Metropolitan News-Enterprise

 

Wednesday, July 11, 2007

 

Page 7

 

IN MY OPINION (Column)

Protecting Property Rights in California

 

By JON COUPAL

 

The Constitution of the State of California provides that “All people by nature are free and independent and have inalienable rights. Among these are enjoying and defending life and liberty, acquiring, possessing and protecting property . . . .” Property rights are a fundamental, core American value.

The Fifth Amendment to the U. S. Constitution, as well as Article I Section 19 of the California Constitution, prevents the government from taking private property for public use without the payment of just compensation. Unfortunately, the courts have slowly eroded these protections. A lot of damage has been inflicted on this constitutional principle by the virtual elimination of the “public use” requirement. Historically, government could only take private property for “public uses” such as roads, parks, fire stations and other government occupied buildings.

Over time, the courts have changed the “public use” requirement into a “public purpose” requirement. The new “public purpose” requirement no longer required the government to use the property but simply to articulate some “public benefit” that will be achieved by taking the private property. This new “public benefit” test allows government to take property for any public benefit even if the property will not be used by government. Courts now allow the taking of private property in order to transfer that property to another private party so long as the government can state some public benefit, including the “benefit” of generating more tax dollars.

The elimination of the “public use” requirement struck a nerve of the American people when the U.S. Supreme Court ruled in the case of Kelo v City of New London,125 S. Ct. 2655 (2005). In the Kelo case, a family that had owned and occupied their house for over 100 years was forced out of their home so that the City of New London, Connecticut could implement an economic development plan that would result in greater tax revenues for the city. If homeowners with such deep roots in their property can be evicted and their home demolished simply to increase tax revenues, no citizen’s property rights are secure.

If there is any silver lining to the high court’s Kelo decision it was that the court acknowledged that states were free to provide more property rights protections than the minimum “floor” mandatedby the federal constitution

The resulting firestorm after Kelo led property rights advocates throughout America to propose changes in state law. More enlightened officials in several states acted quickly to ratify what most had presumed to be the law in the first place: That is, that government could only use the draconian power of eminent domain to take property for truly public uses.

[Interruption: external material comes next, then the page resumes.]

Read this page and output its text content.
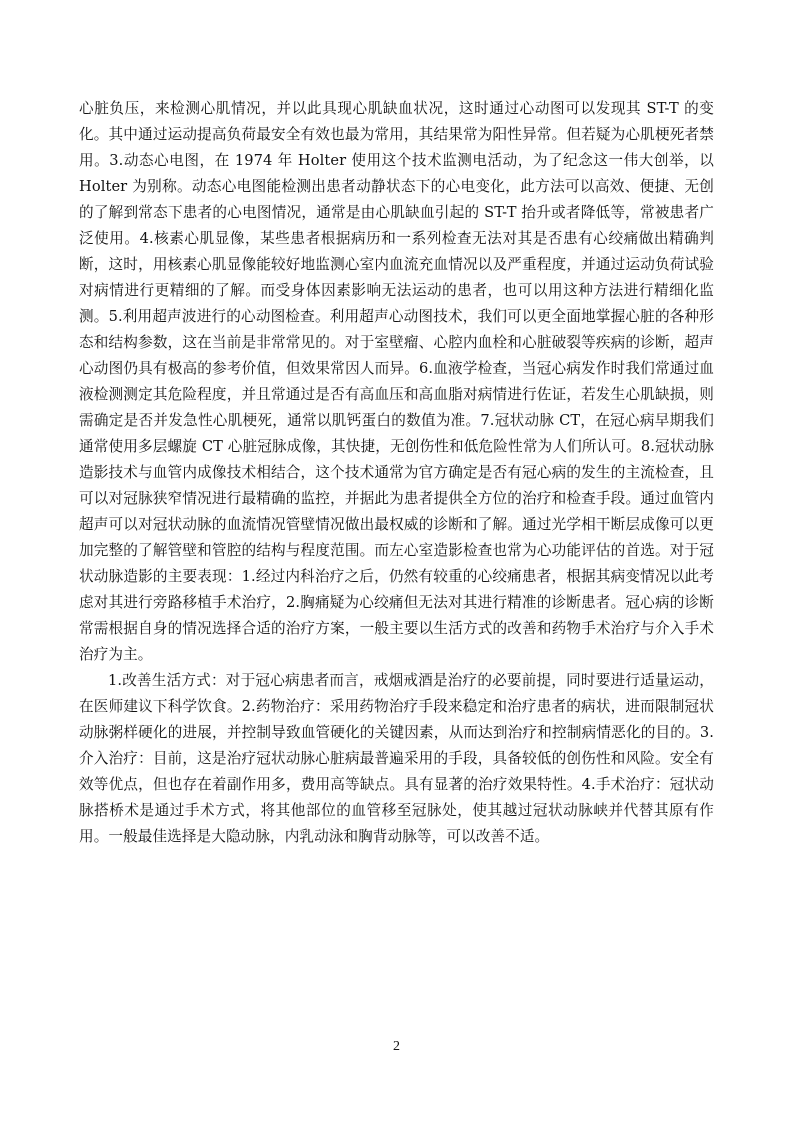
心脏负压，来检测心肌情况，并以此具现心肌缺血状况，这时通过心动图可以发现其 ST-T 的变化。其中通过运动提高负荷最安全有效也最为常用，其结果常为阳性异常。但若疑为心肌梗死者禁用。3.动态心电图，在 1974 年 Holter 使用这个技术监测电活动，为了纪念这一伟大创举，以 Holter 为别称。动态心电图能检测出患者动静状态下的心电变化，此方法可以高效、便捷、无创的了解到常态下患者的心电图情况，通常是由心肌缺血引起的 ST-T 抬升或者降低等，常被患者广泛使用。4.核素心肌显像，某些患者根据病历和一系列检查无法对其是否患有心绞痛做出精确判断，这时，用核素心肌显像能较好地监测心室内血流充血情况以及严重程度，并通过运动负荷试验对病情进行更精细的了解。而受身体因素影响无法运动的患者，也可以用这种方法进行精细化监测。5.利用超声波进行的心动图检查。利用超声心动图技术，我们可以更全面地掌握心脏的各种形态和结构参数，这在当前是非常常见的。对于室壁瘤、心腔内血栓和心脏破裂等疾病的诊断，超声心动图仍具有极高的参考价值，但效果常因人而异。6.血液学检查，当冠心病发作时我们常通过血液检测测定其危险程度，并且常通过是否有高血压和高血脂对病情进行佐证，若发生心肌缺损，则需确定是否并发急性心肌梗死，通常以肌钙蛋白的数值为准。7.冠状动脉 CT，在冠心病早期我们通常使用多层螺旋 CT 心脏冠脉成像，其快捷，无创伤性和低危险性常为人们所认可。8.冠状动脉造影技术与血管内成像技术相结合，这个技术通常为官方确定是否有冠心病的发生的主流检查，且可以对冠脉狭窄情况进行最精确的监控，并据此为患者提供全方位的治疗和检查手段。通过血管内超声可以对冠状动脉的血流情况管壁情况做出最权威的诊断和了解。通过光学相干断层成像可以更加完整的了解管壁和管腔的结构与程度范围。而左心室造影检查也常为心功能评估的首选。对于冠状动脉造影的主要表现：1.经过内科治疗之后，仍然有较重的心绞痛患者，根据其病变情况以此考虑对其进行旁路移植手术治疗，2.胸痛疑为心绞痛但无法对其进行精准的诊断患者。冠心病的诊断常需根据自身的情况选择合适的治疗方案，一般主要以生活方式的改善和药物手术治疗与介入手术治疗为主。

1.改善生活方式：对于冠心病患者而言，戒烟戒酒是治疗的必要前提，同时要进行适量运动，在医师建议下科学饮食。2.药物治疗：采用药物治疗手段来稳定和治疗患者的病状，进而限制冠状动脉粥样硬化的进展，并控制导致血管硬化的关键因素，从而达到治疗和控制病情恶化的目的。3.介入治疗：目前，这是治疗冠状动脉心脏病最普遍采用的手段，具备较低的创伤性和风险。安全有效等优点，但也存在着副作用多，费用高等缺点。具有显著的治疗效果特性。4.手术治疗：冠状动脉搭桥术是通过手术方式，将其他部位的血管移至冠脉处，使其越过冠状动脉峡并代替其原有作用。一般最佳选择是大隐动脉，内乳动泳和胸背动脉等，可以改善不适。

2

Here in California, the Legislature — while nibbling at the edges — has failed to provide meaningful protection. Although State Senator Tom McClintock and Assemblywoman Mimi Walters have introduced proposed constitutional amendments to provide enhanced protections, these proposals have been stymied by pro-government legislators. Those who support the status quo are now backing Assembly Constitutional Amendment 8, by Hector De La Torre, which has cosmetic appeal, but provides no serious protection against the abuse of eminent domain to seize property. Sacramento Bee columnist Dan Walters described ACA 8 as “very limited and unfair” while the Orange County register called it “‘Reform’ that’s worse than doing nothing.”

During the last election cycle, a variety of property rights advocates put Proposition 90 on the ballot. While Prop 90 would have prevented “Kelo takings,” meaning that property could not be seized for the purpose of private use by someone else, it also delved into the area of “regulatory” takings. Regulatory takings are government action — short of actually acquiring title to the property — which significantly reduce the value of property. It is a complex area of the law and Prop 90‘s opponents were able to convince the voting public that Prop 90 went too far.

Despite a huge funding advantage and a well executed campaign, opponents of Prop 90 barely squeaked out a victory in November of 2006. Subsequent polling suggests that Californians still want some protection against government from abusing their property rights. In other words, the issue is far from dead.

A coalition of groups concerned with property rights came together shortly after Prop 90’s defeat including the California Farm Bureau Federation, Howard Jarvis Taxpayers Association and The California Alliance to Protect Private Property Rights. The goal was to draft a property rights amendment to the California Constitution but to avoid some of the pitfalls encountered by other efforts. The California Property Owners & Farmland Protection Act (CPOFPA) reasserts our rights as citizens — protecting current and future property owners from unjust property seizures by local government under the auspices of a “public good.”

Key provisions of the Act provide that:

Private property cannot be taken under eminent domain for private use, no exceptions (i.e., to build a retail mall, auto mall or industrial park).

Property can only be taken by eminent domain for public use (i.e., freeway construction, parks, schools).

Property cannot be taken and used for the same purposes (i.e.,

residential housing property cannot be used for government housing).

Government cannot determine the price at which property owners sell or lease their property. Implementation of this provision will be executed via “permanent vacancy decontrol” in areas where rent regulation/rent stabilization measures are currently enacted.

Family farms and open space are protected from seizures by local government to use the land and natural resources for other purposes (such as housing developments).

(The writer is an attorney and president of the Howard Jarvis Taxpayers Association.)